Photo Information

Hospital corpsmen lift a simulated casualty into M997 ambulance during a casualty evacuation drill at Marine Corps Air Station Futenma, Okinawa, Japan Dec. 8, 2015. The casevac course is two weeks long and gives the students a better understanding of what it means to be a corpsman. The corpsmen are with various units with III Marine Expeditionary Force.

Photo by Cpl. Ryan C. Mains

Casualties inbound: Corpsmen participate in casualty evacuation course

11 Dec 2015 | Cpl. Ryan Mains The Official United States Marine Corps Public Website

Marines and sailors with various units with III Marine Expeditionary Force participated in a casualty evacuation drill Dec. 7, 2015 at Marine Corps Air Station Futenma, Okinawa, Japan.

 

Starting off the day, the students attended CASEVACS classes. Following that, the hospital corpsmen took turns acting as casualties simulating multiple different injuries.

“This course enables a student to collect a patient from either “point of injuries” or just simply from another medical treatment facility and move them to a higher echelon of care,” said Hospital Corpsman 1st Class Hermin Acosta, an independent duty corpsman, CASEVAC instructor with 3rd Medical Battalion, 3rd Marine Logistics Group, III MEF. “In addition, they perform patient care from inside the helicopter.”

During the drills, the corpsmen had to quickly triage and assess their casualties as well as practice loading and unloading the patients in and out of a static MV-22B Osprey tiltrotor aircraft.

“They have to be able to work under stress and under the supervision of physicians that are nearby and put on their thinking caps in order to work in the back of one of these birds [Osprey],” said Acosta, from San Antonio, Texas. “We give them as much information as we can and treat them as if they were independent physicians.”

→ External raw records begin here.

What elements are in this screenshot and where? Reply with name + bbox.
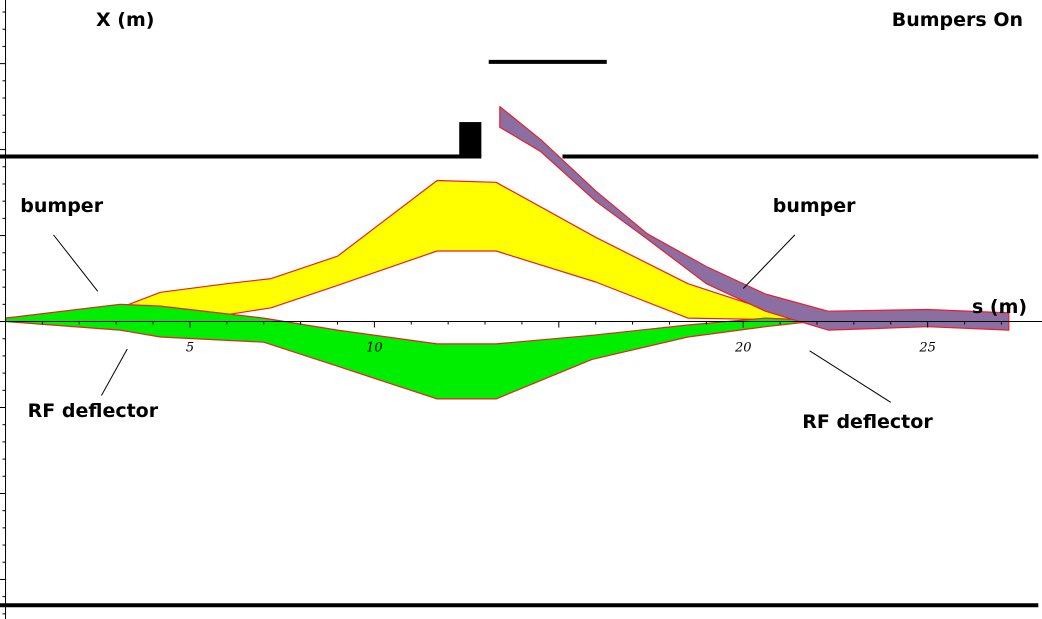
annotation-label: RF deflector xyxy=(802,411,933,433)
x-tick-label: 20 xyxy=(734,341,752,356)
x-tick-label: 25 xyxy=(918,341,936,356)
bumper-envelope xyxy=(4,179,822,322)
annotation-label: RF deflector xyxy=(28,400,159,422)
septum-block xyxy=(459,122,482,157)
x-axis-label: s (m) xyxy=(972,296,1027,318)
annotation-pointer xyxy=(809,350,892,403)
annotation-pointer xyxy=(100,348,128,396)
y-axis-label: X (m) xyxy=(96,9,154,31)
annotation-pointer xyxy=(742,234,796,289)
annotation-label: bumper xyxy=(773,195,856,217)
annotation-pointer xyxy=(53,234,99,292)
annotation-layer: bumper bumper RF deflector RF deflector xyxy=(20,195,933,433)
extracted-beam-envelope xyxy=(499,105,1010,331)
x-tick-label: 5 xyxy=(186,341,194,356)
chart-title: Bumpers On xyxy=(892,9,1023,31)
aperture-layer xyxy=(0,59,1039,608)
annotation-label: bumper xyxy=(20,195,103,217)
envelope-series-layer xyxy=(4,105,1010,400)
x-tick-label: 10 xyxy=(366,341,383,356)
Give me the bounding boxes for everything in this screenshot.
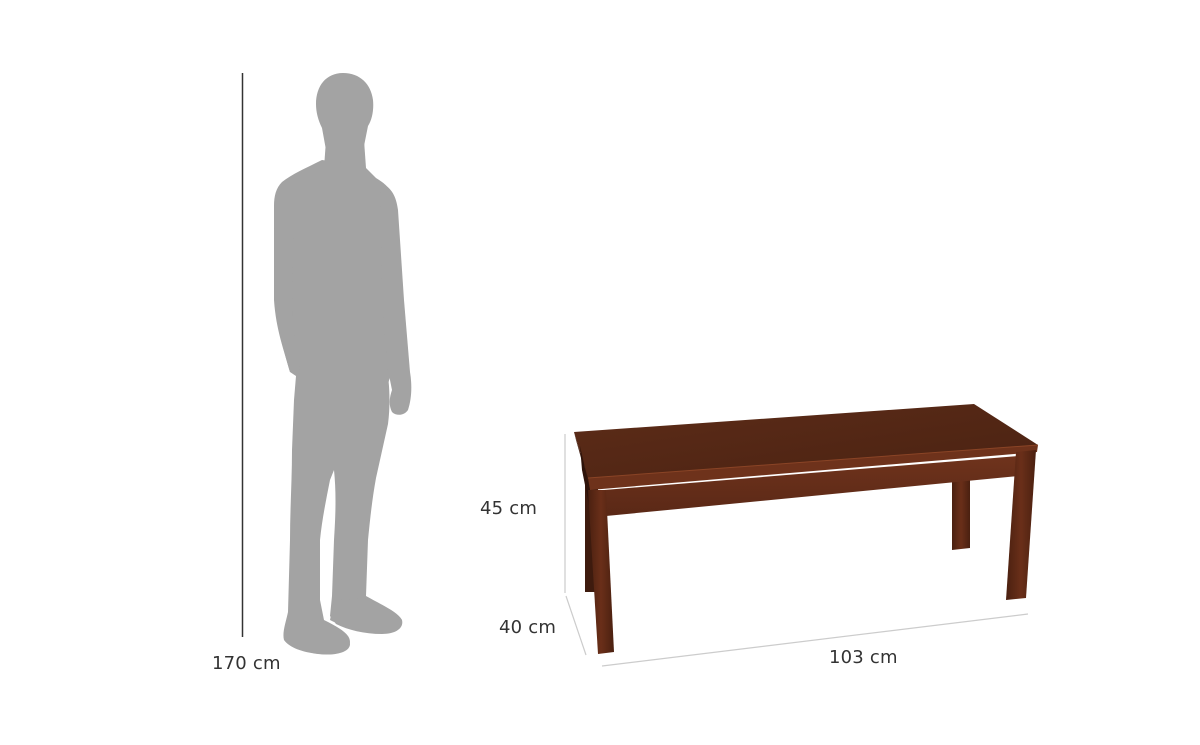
bench-top-edge (588, 445, 1038, 490)
bench-width-label: 103 cm (829, 647, 898, 668)
bench-front-left-leg (588, 490, 614, 654)
bench-front-right-leg (1006, 450, 1036, 600)
bench-front-apron (604, 456, 1018, 516)
bench-back-right-leg (952, 470, 970, 550)
person-height-label: 170 cm (212, 653, 281, 674)
human-silhouette (274, 73, 412, 655)
bench-height-label: 45 cm (480, 498, 538, 519)
bench-guides (564, 434, 1029, 667)
wooden-bench (574, 404, 1039, 654)
bench-top-surface (574, 404, 1038, 478)
bench-depth-label: 40 cm (499, 617, 557, 638)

By actually getting out to the flight line and working on the Osprey, the corpsmen are able to be immersed in a more realistic scenario, adding higher stress levels and tension.

“With the scenarios that they gave us and the time allotted to us, I gained a deeper understanding about how to maintain a casualty and how to work under the stress of having a time crunch,” said Hospitalman Joshua Young, a hospital corpsman with 3rd MLG, III MEF. “We had a good connection with our systems and became more proficient at what we do because the instructors told us what we need to do, how we need to do it and when we need to do it.”

Now that the training is complete, the corpsmen have a better understanding of their job in the air or on the ground.